Herbert Alphonso “Rap” Dixon (1902-1944)

Herbert Rap Dixon
Herbert "Rap" Dixon
Courtesy Phillip Dewey, Fair use image

Herbert Alphonso Dixon was a Negro Baseball League (NBL) baseball outfielder. Nicknamed “Rap,” Dixon was born on September 15, 1902 in Kingston, Georgia to John and Rose Goodwin Dixon. Both of Dixon’s parents were born in Georgia; his father John was a laborer at a steel company, while his mother Rose was listed as a servant on the 1920 census report. Dixon had four siblings, Rachel L, Paul P & Pauline R (twins), and John W Dixon. While Dixon was a young boy, his family moved to Steelton, Pennsylvania.

To avoid an upcoming high school assignment of dissecting a cat in science class, Dixon went to a local sporting goods store and spent the money he had saved from working on the weekends in a steel mill to purchase a new baseball glove. Dixon took a train to Atlantic City where he played for the Bacharach Giants. After a short stay, he returned home, continued baseball with the Steelton Giants, and returned to school.

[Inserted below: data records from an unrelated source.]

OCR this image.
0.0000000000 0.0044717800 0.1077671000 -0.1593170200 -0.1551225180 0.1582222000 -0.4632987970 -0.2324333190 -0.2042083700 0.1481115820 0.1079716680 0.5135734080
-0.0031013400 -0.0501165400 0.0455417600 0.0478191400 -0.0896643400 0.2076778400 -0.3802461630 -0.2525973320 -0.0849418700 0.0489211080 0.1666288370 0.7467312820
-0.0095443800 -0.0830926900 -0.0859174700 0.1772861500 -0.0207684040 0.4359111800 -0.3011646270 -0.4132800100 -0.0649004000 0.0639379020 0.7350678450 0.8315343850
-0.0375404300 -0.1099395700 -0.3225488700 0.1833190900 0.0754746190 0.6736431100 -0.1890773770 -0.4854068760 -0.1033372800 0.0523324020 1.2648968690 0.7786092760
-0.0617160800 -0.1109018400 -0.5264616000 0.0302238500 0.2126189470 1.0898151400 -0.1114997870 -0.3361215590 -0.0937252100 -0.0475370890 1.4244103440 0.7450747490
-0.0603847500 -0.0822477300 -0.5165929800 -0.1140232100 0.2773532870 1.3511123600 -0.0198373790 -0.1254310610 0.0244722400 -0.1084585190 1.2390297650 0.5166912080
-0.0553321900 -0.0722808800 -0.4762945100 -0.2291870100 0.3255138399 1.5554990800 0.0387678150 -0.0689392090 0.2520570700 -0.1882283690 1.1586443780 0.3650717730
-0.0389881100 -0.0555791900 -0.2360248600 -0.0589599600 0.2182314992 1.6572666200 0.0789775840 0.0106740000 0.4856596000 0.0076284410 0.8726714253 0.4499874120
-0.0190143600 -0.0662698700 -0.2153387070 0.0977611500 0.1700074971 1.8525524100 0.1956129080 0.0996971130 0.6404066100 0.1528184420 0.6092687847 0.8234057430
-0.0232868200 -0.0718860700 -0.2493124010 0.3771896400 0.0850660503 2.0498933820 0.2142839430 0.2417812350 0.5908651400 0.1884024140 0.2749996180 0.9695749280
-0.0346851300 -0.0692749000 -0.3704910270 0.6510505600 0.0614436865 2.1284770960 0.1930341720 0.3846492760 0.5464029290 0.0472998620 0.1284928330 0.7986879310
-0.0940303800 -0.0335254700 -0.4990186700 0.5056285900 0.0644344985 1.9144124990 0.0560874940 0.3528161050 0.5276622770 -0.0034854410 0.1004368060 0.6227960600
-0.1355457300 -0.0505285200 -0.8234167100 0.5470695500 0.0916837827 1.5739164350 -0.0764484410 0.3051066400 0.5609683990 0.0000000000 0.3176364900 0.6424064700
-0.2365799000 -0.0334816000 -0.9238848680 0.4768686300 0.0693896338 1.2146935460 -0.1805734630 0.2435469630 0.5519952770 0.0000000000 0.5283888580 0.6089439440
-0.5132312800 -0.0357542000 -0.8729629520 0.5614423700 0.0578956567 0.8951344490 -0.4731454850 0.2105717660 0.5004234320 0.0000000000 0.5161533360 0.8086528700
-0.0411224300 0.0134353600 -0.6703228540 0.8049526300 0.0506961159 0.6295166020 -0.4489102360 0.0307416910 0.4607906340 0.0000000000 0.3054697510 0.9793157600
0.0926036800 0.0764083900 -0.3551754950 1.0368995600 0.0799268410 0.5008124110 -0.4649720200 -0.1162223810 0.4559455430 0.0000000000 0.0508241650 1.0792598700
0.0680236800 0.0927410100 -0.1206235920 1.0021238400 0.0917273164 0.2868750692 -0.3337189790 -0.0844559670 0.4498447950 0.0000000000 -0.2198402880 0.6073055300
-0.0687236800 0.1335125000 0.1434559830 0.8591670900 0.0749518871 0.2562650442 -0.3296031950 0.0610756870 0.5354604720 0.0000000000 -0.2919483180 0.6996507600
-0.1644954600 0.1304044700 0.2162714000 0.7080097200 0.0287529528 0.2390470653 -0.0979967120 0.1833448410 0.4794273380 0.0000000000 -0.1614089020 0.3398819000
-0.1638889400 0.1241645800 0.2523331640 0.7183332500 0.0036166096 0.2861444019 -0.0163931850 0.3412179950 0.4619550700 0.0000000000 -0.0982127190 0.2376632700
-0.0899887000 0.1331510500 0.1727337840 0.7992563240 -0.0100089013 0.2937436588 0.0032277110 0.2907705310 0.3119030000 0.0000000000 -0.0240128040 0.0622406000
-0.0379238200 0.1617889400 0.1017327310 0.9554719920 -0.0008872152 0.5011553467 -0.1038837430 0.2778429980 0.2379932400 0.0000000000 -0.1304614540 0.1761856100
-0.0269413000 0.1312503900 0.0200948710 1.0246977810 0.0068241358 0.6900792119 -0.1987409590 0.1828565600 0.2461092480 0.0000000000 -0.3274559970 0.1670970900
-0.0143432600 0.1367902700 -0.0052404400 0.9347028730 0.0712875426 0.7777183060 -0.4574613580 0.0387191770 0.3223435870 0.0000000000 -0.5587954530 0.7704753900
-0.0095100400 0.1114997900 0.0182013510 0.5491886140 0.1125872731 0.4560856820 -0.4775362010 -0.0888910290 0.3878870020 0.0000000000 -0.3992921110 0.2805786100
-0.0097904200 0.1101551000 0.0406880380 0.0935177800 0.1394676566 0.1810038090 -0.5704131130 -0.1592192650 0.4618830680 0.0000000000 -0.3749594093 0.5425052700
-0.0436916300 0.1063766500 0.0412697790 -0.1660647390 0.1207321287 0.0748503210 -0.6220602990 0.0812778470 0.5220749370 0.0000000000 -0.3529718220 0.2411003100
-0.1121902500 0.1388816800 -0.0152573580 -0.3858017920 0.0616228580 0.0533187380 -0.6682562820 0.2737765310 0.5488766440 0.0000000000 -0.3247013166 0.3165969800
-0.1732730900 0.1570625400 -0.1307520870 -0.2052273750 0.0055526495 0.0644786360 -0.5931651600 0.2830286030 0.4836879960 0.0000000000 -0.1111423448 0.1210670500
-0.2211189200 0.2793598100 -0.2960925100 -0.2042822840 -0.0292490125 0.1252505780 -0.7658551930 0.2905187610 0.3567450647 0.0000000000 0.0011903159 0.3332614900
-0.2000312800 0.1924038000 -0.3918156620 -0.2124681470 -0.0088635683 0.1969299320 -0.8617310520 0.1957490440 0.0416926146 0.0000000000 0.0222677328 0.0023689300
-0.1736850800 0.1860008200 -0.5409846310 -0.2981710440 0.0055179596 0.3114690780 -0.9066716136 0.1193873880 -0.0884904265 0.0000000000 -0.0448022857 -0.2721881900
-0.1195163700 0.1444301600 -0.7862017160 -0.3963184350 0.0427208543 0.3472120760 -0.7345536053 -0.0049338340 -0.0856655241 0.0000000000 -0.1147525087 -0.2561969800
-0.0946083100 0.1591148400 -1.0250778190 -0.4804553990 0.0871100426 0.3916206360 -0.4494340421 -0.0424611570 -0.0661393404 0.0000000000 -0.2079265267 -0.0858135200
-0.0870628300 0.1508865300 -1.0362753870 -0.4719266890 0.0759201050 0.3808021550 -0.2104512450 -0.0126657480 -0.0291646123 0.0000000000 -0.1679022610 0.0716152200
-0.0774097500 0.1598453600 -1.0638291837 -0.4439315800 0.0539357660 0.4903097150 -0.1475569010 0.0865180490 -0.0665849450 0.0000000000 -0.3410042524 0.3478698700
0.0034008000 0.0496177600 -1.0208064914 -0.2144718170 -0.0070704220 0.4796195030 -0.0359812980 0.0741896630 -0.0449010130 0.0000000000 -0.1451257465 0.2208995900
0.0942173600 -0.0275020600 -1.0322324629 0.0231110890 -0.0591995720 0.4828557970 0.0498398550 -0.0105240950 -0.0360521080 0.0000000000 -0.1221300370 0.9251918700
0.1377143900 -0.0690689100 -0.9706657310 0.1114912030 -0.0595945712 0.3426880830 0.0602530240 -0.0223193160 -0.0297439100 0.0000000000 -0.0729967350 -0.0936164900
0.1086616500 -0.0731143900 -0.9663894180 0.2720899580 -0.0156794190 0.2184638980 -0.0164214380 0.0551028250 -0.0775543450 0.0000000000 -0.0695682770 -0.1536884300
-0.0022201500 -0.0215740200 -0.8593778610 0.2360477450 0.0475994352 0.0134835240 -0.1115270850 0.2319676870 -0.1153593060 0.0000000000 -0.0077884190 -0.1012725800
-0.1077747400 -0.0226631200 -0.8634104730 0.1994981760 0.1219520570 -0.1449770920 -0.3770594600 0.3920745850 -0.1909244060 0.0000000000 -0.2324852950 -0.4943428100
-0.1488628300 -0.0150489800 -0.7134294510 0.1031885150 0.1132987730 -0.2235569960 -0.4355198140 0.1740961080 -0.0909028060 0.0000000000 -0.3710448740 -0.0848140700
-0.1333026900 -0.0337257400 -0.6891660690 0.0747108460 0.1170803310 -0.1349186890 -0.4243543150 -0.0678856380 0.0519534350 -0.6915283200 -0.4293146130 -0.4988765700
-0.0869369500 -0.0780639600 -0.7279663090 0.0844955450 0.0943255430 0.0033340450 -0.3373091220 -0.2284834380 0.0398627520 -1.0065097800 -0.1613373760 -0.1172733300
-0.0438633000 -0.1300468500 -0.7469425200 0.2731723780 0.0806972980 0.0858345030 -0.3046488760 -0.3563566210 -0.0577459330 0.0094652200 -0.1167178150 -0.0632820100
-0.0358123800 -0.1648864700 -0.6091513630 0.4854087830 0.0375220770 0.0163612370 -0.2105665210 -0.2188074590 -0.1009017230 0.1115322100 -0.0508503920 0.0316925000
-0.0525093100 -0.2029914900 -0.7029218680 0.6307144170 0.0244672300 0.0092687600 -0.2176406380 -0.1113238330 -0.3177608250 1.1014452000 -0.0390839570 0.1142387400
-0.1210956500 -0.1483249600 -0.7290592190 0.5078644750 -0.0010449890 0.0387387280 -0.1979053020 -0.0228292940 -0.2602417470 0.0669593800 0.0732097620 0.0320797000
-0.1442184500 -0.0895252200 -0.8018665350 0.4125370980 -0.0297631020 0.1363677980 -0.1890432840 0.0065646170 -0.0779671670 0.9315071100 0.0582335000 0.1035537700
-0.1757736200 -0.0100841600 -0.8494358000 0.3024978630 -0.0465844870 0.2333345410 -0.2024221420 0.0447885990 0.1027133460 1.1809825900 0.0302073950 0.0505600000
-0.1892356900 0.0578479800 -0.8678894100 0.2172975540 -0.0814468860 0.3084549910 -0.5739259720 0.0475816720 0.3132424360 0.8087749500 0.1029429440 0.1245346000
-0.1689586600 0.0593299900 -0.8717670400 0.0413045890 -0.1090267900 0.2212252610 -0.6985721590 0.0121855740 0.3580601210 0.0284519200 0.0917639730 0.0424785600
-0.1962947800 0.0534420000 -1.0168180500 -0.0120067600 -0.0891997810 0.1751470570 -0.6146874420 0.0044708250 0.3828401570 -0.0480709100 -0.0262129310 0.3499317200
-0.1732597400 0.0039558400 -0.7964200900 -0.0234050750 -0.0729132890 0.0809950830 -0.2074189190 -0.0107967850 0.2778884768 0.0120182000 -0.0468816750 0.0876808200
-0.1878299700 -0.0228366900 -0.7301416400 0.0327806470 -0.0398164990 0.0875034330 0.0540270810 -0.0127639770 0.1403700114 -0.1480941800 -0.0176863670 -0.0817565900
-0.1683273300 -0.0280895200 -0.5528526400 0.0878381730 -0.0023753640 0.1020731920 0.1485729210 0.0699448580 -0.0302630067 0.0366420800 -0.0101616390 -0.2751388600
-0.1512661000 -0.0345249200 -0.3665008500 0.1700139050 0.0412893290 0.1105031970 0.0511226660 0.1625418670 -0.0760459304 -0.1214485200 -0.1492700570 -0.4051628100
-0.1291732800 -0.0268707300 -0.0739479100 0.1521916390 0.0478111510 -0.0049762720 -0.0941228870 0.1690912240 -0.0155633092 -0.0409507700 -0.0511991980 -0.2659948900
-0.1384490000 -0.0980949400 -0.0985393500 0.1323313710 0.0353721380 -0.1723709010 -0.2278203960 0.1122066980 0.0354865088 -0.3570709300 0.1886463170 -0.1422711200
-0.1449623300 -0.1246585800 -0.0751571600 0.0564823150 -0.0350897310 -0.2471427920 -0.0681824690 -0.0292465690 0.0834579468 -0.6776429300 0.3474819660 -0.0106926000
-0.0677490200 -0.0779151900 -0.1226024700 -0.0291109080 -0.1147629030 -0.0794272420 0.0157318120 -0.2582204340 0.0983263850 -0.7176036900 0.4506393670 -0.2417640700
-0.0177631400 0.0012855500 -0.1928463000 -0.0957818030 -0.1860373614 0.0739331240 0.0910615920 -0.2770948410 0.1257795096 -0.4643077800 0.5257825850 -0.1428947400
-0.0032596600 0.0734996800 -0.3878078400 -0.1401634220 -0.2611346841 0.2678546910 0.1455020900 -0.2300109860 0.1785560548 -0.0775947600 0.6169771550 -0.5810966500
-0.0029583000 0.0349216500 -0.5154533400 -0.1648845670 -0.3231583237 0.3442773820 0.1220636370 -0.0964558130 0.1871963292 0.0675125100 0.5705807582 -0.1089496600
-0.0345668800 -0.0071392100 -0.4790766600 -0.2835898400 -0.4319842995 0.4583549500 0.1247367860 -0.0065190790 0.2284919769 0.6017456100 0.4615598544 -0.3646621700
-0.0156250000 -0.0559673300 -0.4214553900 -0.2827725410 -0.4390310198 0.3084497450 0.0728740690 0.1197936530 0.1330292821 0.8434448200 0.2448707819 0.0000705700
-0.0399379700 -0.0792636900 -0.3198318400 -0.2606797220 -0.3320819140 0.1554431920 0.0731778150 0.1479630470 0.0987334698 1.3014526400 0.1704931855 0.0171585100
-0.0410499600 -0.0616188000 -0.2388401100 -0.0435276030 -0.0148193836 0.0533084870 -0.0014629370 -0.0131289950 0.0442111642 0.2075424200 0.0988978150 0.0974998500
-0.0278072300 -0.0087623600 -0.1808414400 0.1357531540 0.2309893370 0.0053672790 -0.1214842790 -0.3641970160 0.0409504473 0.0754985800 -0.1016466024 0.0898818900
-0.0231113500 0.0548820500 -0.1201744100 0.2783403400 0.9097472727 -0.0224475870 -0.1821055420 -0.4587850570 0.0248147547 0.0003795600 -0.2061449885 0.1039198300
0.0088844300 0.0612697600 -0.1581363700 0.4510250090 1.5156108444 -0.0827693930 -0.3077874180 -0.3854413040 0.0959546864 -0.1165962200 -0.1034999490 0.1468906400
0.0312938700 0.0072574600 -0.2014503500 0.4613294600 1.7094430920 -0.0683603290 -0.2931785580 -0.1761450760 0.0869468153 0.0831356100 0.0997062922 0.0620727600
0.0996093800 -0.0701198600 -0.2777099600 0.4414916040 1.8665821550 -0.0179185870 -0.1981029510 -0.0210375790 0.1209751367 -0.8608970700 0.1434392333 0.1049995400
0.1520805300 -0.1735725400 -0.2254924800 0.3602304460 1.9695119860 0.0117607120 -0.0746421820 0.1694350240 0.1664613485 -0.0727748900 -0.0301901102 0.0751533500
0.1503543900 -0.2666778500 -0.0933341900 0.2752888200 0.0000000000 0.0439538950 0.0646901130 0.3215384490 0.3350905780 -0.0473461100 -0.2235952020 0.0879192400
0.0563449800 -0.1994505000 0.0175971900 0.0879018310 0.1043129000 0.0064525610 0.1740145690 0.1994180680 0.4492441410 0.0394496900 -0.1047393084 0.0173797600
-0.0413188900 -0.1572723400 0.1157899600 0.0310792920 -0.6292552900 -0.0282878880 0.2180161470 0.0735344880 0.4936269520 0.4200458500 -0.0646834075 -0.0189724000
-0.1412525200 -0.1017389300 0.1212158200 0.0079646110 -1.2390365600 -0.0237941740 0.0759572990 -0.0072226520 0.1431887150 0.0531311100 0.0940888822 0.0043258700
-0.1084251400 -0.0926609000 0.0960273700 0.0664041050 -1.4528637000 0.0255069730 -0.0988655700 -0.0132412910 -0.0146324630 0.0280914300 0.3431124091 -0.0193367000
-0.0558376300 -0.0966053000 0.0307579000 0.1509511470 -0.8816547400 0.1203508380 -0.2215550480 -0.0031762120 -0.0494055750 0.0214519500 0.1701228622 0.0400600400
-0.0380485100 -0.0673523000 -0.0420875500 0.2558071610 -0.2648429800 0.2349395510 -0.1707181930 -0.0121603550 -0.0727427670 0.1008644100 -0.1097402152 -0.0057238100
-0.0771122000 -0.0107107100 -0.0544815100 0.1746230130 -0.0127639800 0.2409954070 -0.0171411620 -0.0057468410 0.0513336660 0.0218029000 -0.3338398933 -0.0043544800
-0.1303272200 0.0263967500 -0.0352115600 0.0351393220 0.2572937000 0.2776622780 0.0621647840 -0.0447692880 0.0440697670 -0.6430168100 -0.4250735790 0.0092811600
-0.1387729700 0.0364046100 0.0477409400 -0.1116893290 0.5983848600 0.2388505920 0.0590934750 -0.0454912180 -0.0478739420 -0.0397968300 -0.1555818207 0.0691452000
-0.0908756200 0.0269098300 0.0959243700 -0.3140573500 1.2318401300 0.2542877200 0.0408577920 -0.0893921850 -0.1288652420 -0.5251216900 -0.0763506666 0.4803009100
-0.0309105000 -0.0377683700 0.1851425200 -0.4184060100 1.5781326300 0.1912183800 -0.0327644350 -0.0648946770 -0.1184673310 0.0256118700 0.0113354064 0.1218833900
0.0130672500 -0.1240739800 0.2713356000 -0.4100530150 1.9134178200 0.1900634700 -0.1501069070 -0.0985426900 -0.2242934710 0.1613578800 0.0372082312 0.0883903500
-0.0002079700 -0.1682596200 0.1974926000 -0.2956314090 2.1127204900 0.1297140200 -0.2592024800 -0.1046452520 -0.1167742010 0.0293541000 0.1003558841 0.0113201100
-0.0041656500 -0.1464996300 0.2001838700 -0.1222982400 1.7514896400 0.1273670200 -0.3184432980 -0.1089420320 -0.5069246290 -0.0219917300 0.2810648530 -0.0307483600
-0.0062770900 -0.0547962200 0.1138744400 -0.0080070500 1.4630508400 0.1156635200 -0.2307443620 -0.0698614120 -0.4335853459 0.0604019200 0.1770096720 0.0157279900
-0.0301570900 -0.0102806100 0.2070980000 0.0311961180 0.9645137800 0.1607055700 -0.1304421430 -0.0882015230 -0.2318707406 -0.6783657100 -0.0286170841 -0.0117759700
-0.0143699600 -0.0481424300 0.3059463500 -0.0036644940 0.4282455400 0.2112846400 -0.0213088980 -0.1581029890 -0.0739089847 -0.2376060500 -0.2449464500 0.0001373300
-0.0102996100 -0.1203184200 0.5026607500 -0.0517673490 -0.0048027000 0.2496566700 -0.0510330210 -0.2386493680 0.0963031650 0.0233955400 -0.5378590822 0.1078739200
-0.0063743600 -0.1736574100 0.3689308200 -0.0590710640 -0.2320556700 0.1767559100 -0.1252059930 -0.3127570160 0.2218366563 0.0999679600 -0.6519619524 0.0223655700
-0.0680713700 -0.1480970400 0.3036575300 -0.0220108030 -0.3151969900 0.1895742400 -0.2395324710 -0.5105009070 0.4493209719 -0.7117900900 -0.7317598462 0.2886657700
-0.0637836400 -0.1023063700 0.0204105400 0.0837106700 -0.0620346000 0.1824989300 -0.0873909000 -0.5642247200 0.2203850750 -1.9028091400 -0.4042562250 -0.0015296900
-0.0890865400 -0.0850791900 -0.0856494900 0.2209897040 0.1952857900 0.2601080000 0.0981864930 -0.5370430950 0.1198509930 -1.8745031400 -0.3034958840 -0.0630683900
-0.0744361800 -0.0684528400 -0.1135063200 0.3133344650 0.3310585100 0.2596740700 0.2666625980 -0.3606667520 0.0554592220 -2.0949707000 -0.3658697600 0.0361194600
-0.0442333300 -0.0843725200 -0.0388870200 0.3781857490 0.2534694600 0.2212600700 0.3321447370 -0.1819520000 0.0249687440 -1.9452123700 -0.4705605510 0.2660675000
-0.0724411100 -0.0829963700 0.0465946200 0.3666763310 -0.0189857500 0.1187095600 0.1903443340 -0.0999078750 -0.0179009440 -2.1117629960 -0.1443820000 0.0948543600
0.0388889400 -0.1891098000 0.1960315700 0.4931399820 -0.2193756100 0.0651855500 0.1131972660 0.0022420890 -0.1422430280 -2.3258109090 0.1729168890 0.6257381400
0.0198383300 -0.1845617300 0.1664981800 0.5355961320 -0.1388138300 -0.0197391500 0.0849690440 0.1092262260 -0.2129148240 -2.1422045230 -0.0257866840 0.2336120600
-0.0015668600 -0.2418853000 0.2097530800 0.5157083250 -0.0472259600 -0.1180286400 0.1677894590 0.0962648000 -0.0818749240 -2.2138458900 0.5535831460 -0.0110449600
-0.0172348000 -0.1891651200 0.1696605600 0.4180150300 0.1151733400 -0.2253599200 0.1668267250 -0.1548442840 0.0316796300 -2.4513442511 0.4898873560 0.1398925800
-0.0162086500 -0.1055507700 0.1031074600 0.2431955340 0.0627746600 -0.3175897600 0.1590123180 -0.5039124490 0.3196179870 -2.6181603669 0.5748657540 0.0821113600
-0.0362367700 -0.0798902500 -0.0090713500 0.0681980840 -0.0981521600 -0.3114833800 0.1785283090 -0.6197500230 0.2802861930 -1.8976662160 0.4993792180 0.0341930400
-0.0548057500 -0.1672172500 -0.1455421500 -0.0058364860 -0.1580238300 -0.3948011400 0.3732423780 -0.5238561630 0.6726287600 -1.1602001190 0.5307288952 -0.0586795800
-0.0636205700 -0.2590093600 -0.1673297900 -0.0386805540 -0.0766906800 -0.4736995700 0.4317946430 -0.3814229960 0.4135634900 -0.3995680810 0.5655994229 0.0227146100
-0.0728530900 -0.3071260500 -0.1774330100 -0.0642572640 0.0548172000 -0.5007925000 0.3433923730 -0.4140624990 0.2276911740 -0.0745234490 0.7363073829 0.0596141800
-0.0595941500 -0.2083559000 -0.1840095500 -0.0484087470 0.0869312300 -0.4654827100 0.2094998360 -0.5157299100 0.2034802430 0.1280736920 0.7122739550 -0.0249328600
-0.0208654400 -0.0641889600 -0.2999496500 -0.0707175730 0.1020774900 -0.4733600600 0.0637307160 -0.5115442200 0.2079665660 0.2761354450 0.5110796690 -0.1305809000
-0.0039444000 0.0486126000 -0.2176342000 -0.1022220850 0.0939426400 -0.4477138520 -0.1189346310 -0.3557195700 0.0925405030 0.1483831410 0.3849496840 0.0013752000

In 1922 Dixon’s career as a professional baseball player started with the Harrisburg Giants of the Eastern Colored League. The Harrisburg Giants were the highest-paid team in Black baseball at the time. Dixon played for the Washington Potomacs briefly during the 1924 season, toured Japan in 1927-1928 on an All-Star team selected by Raleigh “Biz” Mackey, and in 1928 Dixon signed with the Baltimore Black Sox where he had the best hitting season of his career. Dixon had a .315 lifetime batting average, was a five-time All-Star, and achieved a still-standing record 14 straight hits in 1929 against the Homestead Grays.

On July 6, 1930 Dixon struck the first home run by an African American in Yankee Stadium. In 1932 Dixon played for the Pittsburgh Crawfords, called the “Yankees of Black Baseball” and was joined on the roster by Satchel Paige, Judy Johnson, Ted “Double Duty” Radcliffe, and Josh Gibson. In 1933 Dixon played in the first East-West Classic game and stole first base. During his 16-season career spanning from 1922 to 1938, Dixon also played with the Hilldale Giants, Philadelphia Stars, Brooklyn Eagles, Homestead Grays, and Newark Eagles.

Herbert Alphonse “Rap” Dixon died at the age of 41 on July 20, 1944 of a heart attack while riding on a Detroit, Michigan streetcar. He was listed as married on the Michigan death certificate, but no documentation of children has been located. Dixon is buried in Midland Cemetery in Steelton, Dauphin County, Pennsylvania. On July 11, 2015, Dixon was honored by the Borough of Steelton by naming the home dugout at Reich Field in his memory.